Gift of Music

The Baptist Courier

Members of Ashley River Baptist Church’s handbell choir -including (from left) Cathy Richardson, Wendy Taylor, Ann Marie Fairchild, Daphne Rice, Linda Yarborough, Chistopher Aleman, Sally Evitt, Ben Rice, Beverly Rawls and Joe Richardson – rehearse at the church a few days before departing for Uruguay.

The handbell ringers of Ashley River Baptist Church, Charleston, launched a weeklong mission trip June 19, fulfilling a challenge that began four months ago on another continent.

The team of 11 ringers traveled to Uruguay to perform, inspire and leave behind a set of refurbished bells.

Yarborough

The seeds for the mission trip were planted when Philip and Peggy Johnson, who have spent the past year and a half in Uruguay, contacted the South Carolina Baptist Convention to find out if there was an available set of handbells, according to Ashley River Baptist minister of music H.S. Yarborough.

“Philip Johnson was a minister of music at his church in Rock Hill,” Yarborough said.

“His work there (in Uruguay) is to try to reach a more educated part of the society, and as a result, he has discovered that the best way to do that is to establish relationships with people.”

Because of his music background, Johnson understood that people respond well to the arts, Yarborough said.

Meanwhile, back home in the Palmetto State, where worship services are relying more on electric guitars and less on handbells, a church in the Upstate decided to relinquish its set of bells.

The Singing Churchmen of South Carolina, a choral group of Baptist music ministers, heard about the newly available bells and Johnson’s request, raised some money during performances to purchase and refurbish the set, and wondered who could make the trip.

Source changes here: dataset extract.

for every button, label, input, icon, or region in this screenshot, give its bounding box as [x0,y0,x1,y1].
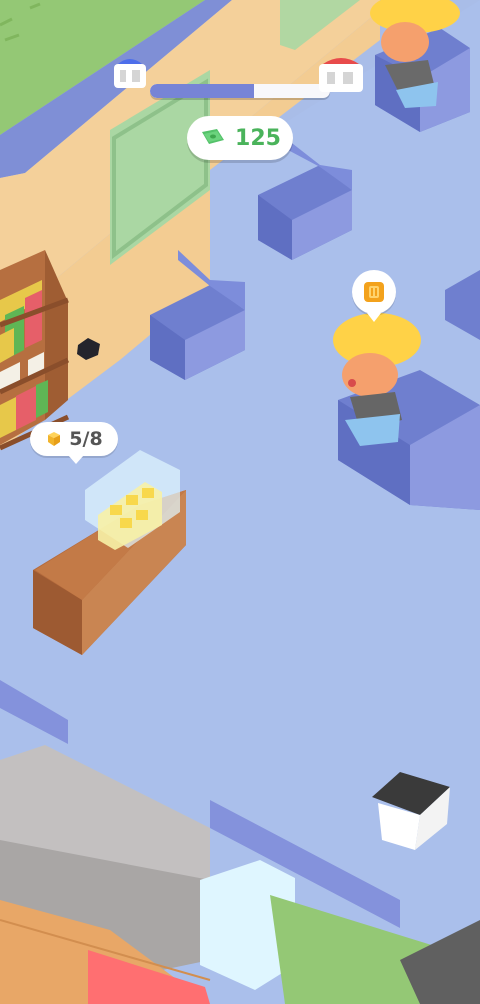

The chairman of the missions committee of the Singing Churchmen has a son who is a handbell ringer at Ashley River Baptist.

When Yarborough was contacted, he thought about the prophet Isaiah, who said, “Then I heard the voice of the Lord saying, ‘Whom shall I send? And who will go for us?’ And I said, ‘Here am I. Send me!’?”

Wendy Taylor, mission projects coordinator for Ashley River Baptist and a member of the bell choir, was among the group traveling in Uruguay.

Taylor said she has been ringing for more than 25 years. She started in the fourth-grade children’s choir, then rang in her church, Oak Park Baptist in New Orleans, where she grew up.

Her ringing colleague and the son of the Singing Churchman who notified Ashley River is Ben Rice.

The group raised $14,000 to subsidize a trip that cost about $26,000, Taylor said.

The Ashley River ringers heard about the request in March, formed the choir by mid-April and rehearsed madly every since – two times a week for two hours at a time.

Typically, ringers play hymns, but the choir, which is tasked with reaching out to unchurched folks in Uruguay, was asked to play a few popular tunes, Taylor said.

So they prepared a version of the “William Tell Overture” and the classic song “Moon River,” and the Coke commercial hit “I’d Like to Teach the World to Sing.” They also played a few spirituals and, of course, one or two hymns.

They performed in schools and cultural centers and at Rotary Club meetings, Taylor said.

The choir of 10 ringers and one conductor was armed with a three-octave set of bells. Each ringer was in charge of three to five bells.

The mission trip centered in Punta Del Este, a beautiful community near the water, about an hour and a half south of Montevideo, Yarborough said. It’s a playground for the wealthy travelers of Europe and South America. The summertime population is 250,000; in winter, the locals number 7,000.

It’s the locals the Ashley River ringers wanted to target. That’s why the trip was scheduled for the Southern Hemisphere’s autumn season.

In addition to bell performances, the missionaries held “conversation classes” in English and talked about Charleston, Yarborough said.

The group stayed busy, presenting two to five concerts a day.

Then they left the bells with Johnson.

“It’s been great for the church,” Yarborough said. “It’s a test of faith, an opportunity for fellowship.”

And a chance to share the gift of music.